6. Taking more than four years, the influential Dillingham Commission was responsible for a voluminous congressional report which concluded particular ethnic groups of immigrants risked the destruction of the American nation
Following sustained pressure from advocates of enhanced immigration controls during the early years of the 20th century, in 1907 Congress instituted the United States Immigration Commission. A bipartisan special committee chaired by Republican Senator William P. Dillingham of Vermont, the joint committee comprised members of the both the House of Representatives and the Senate with the stated purpose of studying the origins and consequences of recent immigration trends. Concluding its work in 1911, the Dillingham Commission published an absurdly lengthy forty-one volume report; a planned forty-second volume was never completed.

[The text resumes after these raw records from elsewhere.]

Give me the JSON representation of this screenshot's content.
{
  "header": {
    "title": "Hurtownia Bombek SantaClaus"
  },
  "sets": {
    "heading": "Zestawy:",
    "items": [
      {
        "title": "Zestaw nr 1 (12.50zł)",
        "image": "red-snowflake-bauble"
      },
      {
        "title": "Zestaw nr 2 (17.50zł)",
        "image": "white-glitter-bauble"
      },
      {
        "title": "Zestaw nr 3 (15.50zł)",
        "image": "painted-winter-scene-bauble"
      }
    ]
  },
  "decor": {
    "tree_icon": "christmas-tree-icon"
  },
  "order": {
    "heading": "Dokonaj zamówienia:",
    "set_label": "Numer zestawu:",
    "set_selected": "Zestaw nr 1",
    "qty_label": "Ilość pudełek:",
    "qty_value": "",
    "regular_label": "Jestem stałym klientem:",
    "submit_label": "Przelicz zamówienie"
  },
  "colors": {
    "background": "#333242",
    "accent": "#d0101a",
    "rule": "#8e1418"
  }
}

Determining that immigration from southern and eastern Europe represented an existential threat to the United States, the commission recommended Congress enact a “literacy test as the most feasible single method of restricting undesirable immigration”. The nativist and xenophobic findings of the committee would influence legislation for years to come, being cited as the gold-standard throughout the 1920s. Dillingham, himself becoming a leading Progressive-era spokesperson against immigration, ardently supported his findings, continuing throughout the remainder of his tenure in Congress to champion the view that immigration by ethnic groups other than Anglo-Saxons posed a serious threat to the American nation.